Of course, Rep. Rahall also quickly joined with Sen. Byrd and with other members of the West Virginia congressional delegation to try to overturn court rulings that would have limited mountaintop removal and required tougher oversight of the practice.

But while the continuing emergence of studies, data and personal stories about the damage from mountaintop removal had Sen. Byrd urging the coal industry to “embrace the future” and seeking to be an “honest broker” to solutions to the problems coal causes, we saw Rep. Rahall literally jumping out of a perfectly good airplane to show his allegiance to the industry.

So what now for the good congressman from the West Virginia Third?

First of all, the Republicans have taken back the House. So Rep. Rahall loses his powerful spot as chairman of the House Natural Resources Committee.  His friends and fellow Democrats no longer chair other committees, so his ability to personally block a bill to ban mountaintop removal may have diminished.

But does anyone really believe that the GOP leadership is going to move such a bill anyway?

It seems far more likely that Republican House leaders will use their committee chairs to call in top EPA officials to investigate and bash the agency’s permit review process and new water quality standards.  Carol Raulston, spokeswoman for the National Mining Association, told me yesterday:

We do believe EPA, generally, will be the focus of several oversight hearings in the next Congress. Other business groups share NMA’s concerns about the process EPA has used to develop “guidance,” which serves as a standard, and the science underpinning many EPA actions. The latter concern is even shared by other government agencies that have asked for more input into EPA’s scientific methodology and findings.

We welcome further attention to EPA’s actions and hope it produces a more rational approach to coal mining in Appalachia, among other matters.

One of the lines out of Rep.
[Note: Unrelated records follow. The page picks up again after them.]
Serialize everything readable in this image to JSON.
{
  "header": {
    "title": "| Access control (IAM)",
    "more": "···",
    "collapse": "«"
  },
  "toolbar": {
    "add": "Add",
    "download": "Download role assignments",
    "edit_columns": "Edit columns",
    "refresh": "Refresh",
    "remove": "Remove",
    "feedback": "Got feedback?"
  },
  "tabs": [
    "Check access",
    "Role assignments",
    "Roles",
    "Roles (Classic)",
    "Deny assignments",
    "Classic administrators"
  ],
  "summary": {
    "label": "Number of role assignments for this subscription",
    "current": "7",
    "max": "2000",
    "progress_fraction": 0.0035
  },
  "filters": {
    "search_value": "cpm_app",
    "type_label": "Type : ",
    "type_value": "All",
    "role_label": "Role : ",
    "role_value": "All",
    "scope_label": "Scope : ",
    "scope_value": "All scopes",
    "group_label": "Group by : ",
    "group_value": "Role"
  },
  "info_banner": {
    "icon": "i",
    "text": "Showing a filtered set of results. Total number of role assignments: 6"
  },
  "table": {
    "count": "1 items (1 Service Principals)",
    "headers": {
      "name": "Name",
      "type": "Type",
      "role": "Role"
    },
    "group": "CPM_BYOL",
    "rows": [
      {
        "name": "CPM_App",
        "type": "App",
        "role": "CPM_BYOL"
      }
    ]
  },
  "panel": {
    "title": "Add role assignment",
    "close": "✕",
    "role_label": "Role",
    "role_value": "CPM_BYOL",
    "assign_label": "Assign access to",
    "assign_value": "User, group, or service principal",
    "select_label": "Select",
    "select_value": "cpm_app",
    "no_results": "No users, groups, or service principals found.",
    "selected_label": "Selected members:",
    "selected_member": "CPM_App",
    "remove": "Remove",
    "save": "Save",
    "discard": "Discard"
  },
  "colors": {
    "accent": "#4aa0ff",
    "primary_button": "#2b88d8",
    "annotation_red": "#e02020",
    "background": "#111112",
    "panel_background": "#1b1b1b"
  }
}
Rahall’s office is that the problems he objected to regarding lax OSMRE and WVDEP have been fixed, and that now environmentalists are just pushing things too far in the other direction.

But testimony from citizens who appeared before Rahall’s Natural Resources Committee — at a hearing to mark the 30th anniversary of the federal strip-mining law he helped write — made it clear that wasn’t true.  After the hearing, Rahall’s staff promised to investigate these concerns … but here we are three years later, and we’ve seen nothing in the way of investigation or reforms.

Republican House leaders are going to come after EPA’s efforts to do what OSMRE and Rahall’s committee haven’t … just as the GOP will likely come after MSHA and try to curb efforts to toughen and expand federal mine safety enforcement.

When that happens, which side is Rep. Nick Rahall going to be on?